Inventory at the end of the quarter declined 16% year-over-year, driven by a 25% decrease in discretionary merchandise categories. The company is ordering more meals and higher frequency items to better reflect changes in customer spending.
Other retailers have also noticed a change in what shoppers are shopping for. On Tuesday, Home Depot missed revenue expectations and lowered its forecast. The company’s CFO, Richard McPhail, said customers are buying fewer big-ticket projects and taking on smaller projects. Besides, he said, they are re-spending on services and have already bought many essentials when they were stuck at home due to Covid concerns.
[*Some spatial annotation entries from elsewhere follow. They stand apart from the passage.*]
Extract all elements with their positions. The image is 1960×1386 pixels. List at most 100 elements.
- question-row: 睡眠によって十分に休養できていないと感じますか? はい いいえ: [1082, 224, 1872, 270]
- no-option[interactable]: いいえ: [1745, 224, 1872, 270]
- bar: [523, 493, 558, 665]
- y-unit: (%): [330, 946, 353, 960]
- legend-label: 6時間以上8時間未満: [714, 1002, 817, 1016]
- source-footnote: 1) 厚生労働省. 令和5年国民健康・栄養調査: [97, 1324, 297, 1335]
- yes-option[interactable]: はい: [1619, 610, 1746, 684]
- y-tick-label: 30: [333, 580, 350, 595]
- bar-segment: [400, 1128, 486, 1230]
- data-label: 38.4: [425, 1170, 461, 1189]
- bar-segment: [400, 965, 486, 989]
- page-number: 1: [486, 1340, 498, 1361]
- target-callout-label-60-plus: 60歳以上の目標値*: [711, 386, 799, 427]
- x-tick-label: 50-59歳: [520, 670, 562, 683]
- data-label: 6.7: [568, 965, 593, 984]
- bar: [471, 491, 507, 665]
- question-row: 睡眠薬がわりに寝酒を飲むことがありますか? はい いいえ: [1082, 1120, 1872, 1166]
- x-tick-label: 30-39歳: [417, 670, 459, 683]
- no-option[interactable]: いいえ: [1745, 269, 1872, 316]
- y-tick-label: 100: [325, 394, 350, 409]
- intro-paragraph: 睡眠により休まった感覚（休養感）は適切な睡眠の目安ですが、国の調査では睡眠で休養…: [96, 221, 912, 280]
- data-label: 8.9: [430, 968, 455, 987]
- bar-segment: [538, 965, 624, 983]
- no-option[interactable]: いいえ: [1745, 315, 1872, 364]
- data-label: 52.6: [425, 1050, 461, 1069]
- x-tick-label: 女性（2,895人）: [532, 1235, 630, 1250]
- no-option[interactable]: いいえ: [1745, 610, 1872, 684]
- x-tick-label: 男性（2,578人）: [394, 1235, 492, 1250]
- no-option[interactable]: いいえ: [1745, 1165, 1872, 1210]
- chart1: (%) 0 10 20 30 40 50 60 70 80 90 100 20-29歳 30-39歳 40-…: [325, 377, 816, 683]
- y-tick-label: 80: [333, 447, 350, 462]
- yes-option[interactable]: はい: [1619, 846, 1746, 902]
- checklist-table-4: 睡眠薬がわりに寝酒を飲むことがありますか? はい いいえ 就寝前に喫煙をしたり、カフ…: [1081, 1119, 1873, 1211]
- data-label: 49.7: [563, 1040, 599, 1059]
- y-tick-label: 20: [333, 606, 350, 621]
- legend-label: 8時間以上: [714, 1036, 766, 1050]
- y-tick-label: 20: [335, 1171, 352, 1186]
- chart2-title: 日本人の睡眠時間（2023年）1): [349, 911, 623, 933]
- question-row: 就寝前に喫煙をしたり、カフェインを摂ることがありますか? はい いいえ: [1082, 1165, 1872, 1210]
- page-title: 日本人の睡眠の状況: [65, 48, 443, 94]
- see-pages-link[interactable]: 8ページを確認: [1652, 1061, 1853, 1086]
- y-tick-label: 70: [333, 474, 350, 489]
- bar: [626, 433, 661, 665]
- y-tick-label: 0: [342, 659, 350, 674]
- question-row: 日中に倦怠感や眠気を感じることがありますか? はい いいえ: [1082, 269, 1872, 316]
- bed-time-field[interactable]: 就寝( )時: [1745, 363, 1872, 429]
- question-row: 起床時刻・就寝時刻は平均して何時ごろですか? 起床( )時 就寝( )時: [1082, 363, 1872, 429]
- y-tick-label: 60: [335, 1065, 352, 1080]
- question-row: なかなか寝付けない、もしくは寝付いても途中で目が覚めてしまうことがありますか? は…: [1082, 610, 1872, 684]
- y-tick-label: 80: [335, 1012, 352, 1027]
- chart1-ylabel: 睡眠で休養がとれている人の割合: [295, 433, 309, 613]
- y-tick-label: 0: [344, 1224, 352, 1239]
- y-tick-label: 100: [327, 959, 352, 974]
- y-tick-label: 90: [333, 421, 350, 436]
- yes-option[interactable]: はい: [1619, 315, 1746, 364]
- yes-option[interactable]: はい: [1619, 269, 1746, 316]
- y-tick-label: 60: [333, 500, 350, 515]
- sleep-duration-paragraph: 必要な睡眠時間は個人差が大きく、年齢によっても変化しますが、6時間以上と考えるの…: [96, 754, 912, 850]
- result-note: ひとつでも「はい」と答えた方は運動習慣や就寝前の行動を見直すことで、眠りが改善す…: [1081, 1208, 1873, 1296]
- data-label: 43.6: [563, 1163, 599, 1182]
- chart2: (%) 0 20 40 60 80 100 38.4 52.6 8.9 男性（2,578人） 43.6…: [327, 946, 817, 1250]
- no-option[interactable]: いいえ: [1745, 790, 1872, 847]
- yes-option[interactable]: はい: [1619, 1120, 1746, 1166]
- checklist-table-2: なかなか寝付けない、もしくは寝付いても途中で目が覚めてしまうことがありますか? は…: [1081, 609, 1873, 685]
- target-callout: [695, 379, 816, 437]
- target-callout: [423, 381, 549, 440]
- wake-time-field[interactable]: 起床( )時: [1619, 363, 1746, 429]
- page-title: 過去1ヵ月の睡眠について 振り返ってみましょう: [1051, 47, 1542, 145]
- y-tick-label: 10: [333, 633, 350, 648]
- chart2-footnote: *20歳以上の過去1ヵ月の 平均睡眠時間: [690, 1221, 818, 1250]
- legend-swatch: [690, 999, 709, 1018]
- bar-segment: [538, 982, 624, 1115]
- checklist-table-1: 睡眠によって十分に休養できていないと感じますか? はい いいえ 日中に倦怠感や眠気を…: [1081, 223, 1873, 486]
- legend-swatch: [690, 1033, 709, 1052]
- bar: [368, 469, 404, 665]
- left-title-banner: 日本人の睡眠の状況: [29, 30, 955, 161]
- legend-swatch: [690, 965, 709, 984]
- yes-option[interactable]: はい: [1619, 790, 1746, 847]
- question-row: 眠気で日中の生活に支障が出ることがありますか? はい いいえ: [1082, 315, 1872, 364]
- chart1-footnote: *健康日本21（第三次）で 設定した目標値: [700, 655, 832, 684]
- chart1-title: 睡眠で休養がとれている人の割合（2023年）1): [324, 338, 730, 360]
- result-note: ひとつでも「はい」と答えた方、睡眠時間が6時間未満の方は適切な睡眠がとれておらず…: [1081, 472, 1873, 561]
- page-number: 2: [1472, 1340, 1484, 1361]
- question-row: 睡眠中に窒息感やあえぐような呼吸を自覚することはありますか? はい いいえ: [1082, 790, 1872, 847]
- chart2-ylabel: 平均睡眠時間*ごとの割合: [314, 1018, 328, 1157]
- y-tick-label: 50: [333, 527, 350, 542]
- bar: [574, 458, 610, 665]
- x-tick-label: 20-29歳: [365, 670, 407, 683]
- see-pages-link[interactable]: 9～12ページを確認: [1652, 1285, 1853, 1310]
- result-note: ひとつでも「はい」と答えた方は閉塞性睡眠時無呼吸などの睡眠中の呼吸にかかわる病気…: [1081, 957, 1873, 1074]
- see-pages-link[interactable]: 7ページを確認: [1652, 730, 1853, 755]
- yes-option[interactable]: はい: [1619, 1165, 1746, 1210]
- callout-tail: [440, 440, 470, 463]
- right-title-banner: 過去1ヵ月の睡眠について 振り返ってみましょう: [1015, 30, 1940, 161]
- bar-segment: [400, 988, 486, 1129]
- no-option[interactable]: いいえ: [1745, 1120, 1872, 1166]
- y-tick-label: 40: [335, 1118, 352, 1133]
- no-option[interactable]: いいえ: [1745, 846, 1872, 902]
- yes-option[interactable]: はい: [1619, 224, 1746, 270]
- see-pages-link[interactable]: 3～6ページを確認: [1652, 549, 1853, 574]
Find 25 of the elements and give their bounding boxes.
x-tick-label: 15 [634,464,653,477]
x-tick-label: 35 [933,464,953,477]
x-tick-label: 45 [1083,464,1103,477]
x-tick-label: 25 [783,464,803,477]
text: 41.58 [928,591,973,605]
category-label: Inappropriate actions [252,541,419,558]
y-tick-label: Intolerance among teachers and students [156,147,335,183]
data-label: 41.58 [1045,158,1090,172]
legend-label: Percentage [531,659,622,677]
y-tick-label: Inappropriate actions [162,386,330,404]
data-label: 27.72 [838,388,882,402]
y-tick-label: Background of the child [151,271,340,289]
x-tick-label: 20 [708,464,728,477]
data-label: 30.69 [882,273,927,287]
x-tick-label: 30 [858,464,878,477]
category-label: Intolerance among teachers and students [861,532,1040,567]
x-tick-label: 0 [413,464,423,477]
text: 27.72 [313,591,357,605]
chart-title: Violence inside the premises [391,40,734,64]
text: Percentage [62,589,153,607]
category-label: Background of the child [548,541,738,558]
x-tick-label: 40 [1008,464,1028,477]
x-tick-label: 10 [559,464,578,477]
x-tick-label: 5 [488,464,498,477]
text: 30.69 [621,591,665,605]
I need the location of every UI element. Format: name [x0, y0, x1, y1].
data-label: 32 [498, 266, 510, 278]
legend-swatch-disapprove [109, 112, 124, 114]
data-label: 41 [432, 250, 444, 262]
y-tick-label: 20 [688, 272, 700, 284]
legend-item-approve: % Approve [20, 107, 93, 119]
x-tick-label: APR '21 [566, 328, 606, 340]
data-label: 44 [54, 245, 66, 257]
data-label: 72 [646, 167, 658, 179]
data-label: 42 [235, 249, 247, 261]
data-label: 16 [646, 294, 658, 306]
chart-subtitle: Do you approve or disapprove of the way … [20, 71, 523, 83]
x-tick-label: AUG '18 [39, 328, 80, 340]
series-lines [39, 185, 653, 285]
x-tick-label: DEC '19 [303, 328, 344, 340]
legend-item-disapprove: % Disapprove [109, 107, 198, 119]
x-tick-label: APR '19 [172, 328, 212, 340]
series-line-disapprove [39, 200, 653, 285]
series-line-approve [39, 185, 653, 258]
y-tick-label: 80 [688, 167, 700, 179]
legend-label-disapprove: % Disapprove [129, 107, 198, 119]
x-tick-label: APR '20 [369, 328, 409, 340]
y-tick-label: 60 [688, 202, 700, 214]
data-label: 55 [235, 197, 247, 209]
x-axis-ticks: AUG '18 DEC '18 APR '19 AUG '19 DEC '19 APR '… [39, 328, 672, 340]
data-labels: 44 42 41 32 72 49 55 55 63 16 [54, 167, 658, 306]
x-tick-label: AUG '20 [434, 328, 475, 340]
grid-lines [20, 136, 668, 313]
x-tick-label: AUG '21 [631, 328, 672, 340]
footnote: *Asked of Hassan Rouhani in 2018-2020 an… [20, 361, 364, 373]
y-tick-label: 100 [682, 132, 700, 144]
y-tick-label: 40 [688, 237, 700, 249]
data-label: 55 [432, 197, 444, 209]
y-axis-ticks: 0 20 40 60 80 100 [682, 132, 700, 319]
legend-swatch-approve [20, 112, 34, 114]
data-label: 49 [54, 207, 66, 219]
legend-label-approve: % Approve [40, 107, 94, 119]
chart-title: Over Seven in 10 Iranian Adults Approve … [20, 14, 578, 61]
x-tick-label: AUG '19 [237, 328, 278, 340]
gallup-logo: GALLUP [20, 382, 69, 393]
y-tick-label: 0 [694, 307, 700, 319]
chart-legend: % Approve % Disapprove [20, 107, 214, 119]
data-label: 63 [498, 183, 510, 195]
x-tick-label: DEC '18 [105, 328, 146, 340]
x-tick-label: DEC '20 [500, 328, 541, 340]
Target’s Cornell calls out another challenge facing retailers: organized retail theft. He said Target expects the retailer’s profitability to drop by less than half a billion dollars over last year.
“The unfortunate fact is that violent incidents are on the rise in our stores and throughout the retail industry,” he said on the call with reporters.
they added the trend Hurts the shopping experience by leaving shelves half full to annoy customers and employees.
While Target reported a better-than-expected quarter on Wednesday, executives stressed that the strain on American households will pose challenges for the foreseeable future.
“The consumer is under pressure,” chief development officer Christina Hennington said on a call with reporters. “Consistent inflation, running out of savings as well as just economic uncertainty in general is having an impact on the choices they make and trade.”
Yet she said Target is getting them to open their wallets by dangling holiday-themed items, new products and low prices. It has received a pop in sales during Valentine’s Day and Easter, from food, decorations and gifts, to movie-themed toys and a new collection of women’s clothing.